Out of Town, Solo Shows

Altoon Sultan’s big little paintings

Altoon Sultan, Mint Green and Yellow, 2023, egg tempera on calfskin parchment mounted on wood panel, 12 1/2 x 10 1/4 inches

Contributed by Katy Crowe / The quiet revelation in Altoon Sultan’s current show at Chris Sharp Gallery in Los Angeles is that small can be big. The paintings are compact and jewel-like. They also embody detailed images of large farm implements and machinery, and resonate, in a calm but assertive way, the power wielded by these massive machines. She uses egg tempera on stretched calfskin parchment over panels, rendering beautiful surfaces and glowing colors that overwhelm any sense of preciousness. The matte surfaces and tender intimacy of the painted objects invite the viewer to forget what they are as they veer into abstraction, though they never completely depart from representation. Sultan’s more recent investigations into abstraction are not included here, but it is apparent that she has resolved to interpret objects, landscapes and non-objective forms with traditional materials that dictate a labor-intensive approach. 

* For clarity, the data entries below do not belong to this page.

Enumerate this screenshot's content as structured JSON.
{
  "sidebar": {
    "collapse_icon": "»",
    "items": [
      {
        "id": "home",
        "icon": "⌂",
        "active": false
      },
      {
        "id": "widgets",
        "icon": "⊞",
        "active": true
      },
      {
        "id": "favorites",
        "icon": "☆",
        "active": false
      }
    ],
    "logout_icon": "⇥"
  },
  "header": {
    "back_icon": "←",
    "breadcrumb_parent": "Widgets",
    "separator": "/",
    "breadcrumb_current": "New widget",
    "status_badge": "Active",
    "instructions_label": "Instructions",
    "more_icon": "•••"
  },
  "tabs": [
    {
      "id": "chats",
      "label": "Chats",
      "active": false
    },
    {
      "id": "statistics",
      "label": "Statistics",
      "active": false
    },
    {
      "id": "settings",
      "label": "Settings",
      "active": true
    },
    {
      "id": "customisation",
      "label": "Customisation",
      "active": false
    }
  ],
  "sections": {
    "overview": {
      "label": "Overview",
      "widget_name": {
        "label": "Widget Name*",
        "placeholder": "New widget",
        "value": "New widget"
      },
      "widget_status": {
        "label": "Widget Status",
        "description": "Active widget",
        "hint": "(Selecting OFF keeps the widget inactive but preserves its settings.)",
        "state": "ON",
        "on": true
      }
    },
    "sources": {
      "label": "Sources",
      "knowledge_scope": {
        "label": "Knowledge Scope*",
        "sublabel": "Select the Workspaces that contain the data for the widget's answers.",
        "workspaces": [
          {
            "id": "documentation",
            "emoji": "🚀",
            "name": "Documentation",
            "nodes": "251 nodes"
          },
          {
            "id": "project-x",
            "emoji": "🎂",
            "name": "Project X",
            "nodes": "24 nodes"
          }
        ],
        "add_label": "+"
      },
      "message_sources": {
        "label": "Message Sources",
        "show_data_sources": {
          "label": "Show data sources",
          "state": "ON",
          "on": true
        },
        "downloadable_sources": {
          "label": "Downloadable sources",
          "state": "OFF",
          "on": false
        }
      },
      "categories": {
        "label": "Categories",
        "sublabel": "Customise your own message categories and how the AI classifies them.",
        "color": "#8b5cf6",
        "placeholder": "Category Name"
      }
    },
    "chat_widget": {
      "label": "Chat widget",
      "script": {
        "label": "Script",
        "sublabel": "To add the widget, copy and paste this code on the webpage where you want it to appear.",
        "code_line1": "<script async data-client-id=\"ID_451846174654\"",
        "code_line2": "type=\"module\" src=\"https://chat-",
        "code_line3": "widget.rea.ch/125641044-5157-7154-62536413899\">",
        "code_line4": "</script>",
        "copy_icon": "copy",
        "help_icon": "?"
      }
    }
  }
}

Chris Sharp Gallery: Altoon Sultan, New Paintings, 2024, Installation View

The show is afforded ample space across three rooms and consists of ten paintings, the largest of which is only 14 x 9 inches. They are painted from photographs, which have been cropped to become details. The colors used are very likely those of the referenced farm vehicles and tools, yet the tempera mutes and softens their shiny painted surfaces. The slow process of painting in that medium, layering colors to reach the desired opacity, lends a meditative quality to the works, suggesting Tantra painting.

Altoon Sultan, Around, 2023, egg tempera on calfskin parchment mounted on wood panel, 8 3/4 x 10 inches

All of Sultan’s works seem to depict sunny summer light. The sky, when it appears, is blue and cloudless, formed by the object rather visited from the heavens. The sun could be shining on any farm in Vermont’s Northeast Kingdom, where Sultan lives, as well as Iowa, California’s central valley, or for that matter France. The machinery is ubiquitous to farms, and it speaks to the universal production of and need for food, whether by way of industrial farming methods or small-scale organic ones.

The luminous Mint Green and Yellow defies immediate recognition. The forms could be architectural and the geometry hints at spatial depth, yet you know what you are looking at is a machine. Around is identifiable as some kind of tilling tool but from a slightly different perspective also reads as abstract. The close-up framing changes the visual context, with shapes cutting diagonally across the lower left corner of the panel, stacked round forms sliding out of the picture plane on the right, and what appears a serrated blade in the middle. No motion is imparted to these images; they are very still. 

Altoon Sultan, Tall Orange, 2023, egg tempera on calfskin parchment mounted on wood panel, 12 3/4 x 8 1/2 inches
Altoon Sultan, Two Arches, 20234, egg tempera on calfskin parchment mounted on wood panel, 12 x 9 inches

Tall Orange too refers to an object that eludes precise identification but still tracks as a machine or implement. Here you feel the sun and the cloudless sky above. The uncertainty of exactly what is depicted more intriguing than confounding. Complementary orange and blue complicate the descriptive function of the line while shadows make it seem as though you are looking up at the image when in fact the interface is straight-on. In Two Arches, yellow and blue vibrate, and, although shadows under the arches indicate dimension, the two colors have equal weight. The subject of Red Circle is more recognizable but still at some abstract remove. Patterned squares of sunlight under the red horizontal bar recede along with circular blades or claws presumably for tilling. 

Altoon Sultan, Red Circle, 2023, egg tempera on calfskin parchment mounted on wood panel, 9 1/2 x 13 inches

Sultan’s compositions are asymmetric – so, of course, is the real word – but they are never off-balance. Her engagement with the materials translates into her painting beautifully. Patience and attention are required for working in egg tempera, and the paintings have a compatibly timeless quality. Her works in other materials no doubt share these characteristics. With luck, they too will someday surface in Los Angeles.

“Altoon Sultan: New Paintings,” Chris Sharp Gallery, 4650 W. Washington Boulevard, Los Angeles, CA. Through February 28, 2024.

About the author: Katy Crowe is a Los Angeles-based painter, working in oil and watercolor whose last solo show was in 2022 at As Is Gallery in LA.

2 Comments

  1. hi Altoon! remembering you from our time in Vence in 1984. i was pregnant at the time and my son lives i

  2. Wonderful description/critique of Altoon Sultan’s recent work. There’s always something special about egg tempera paintings. I’ve always enjoyed her work, and for some reason seeing and reading about the images today suddenly reminded me of Arthur Dove, not bad company to be put with.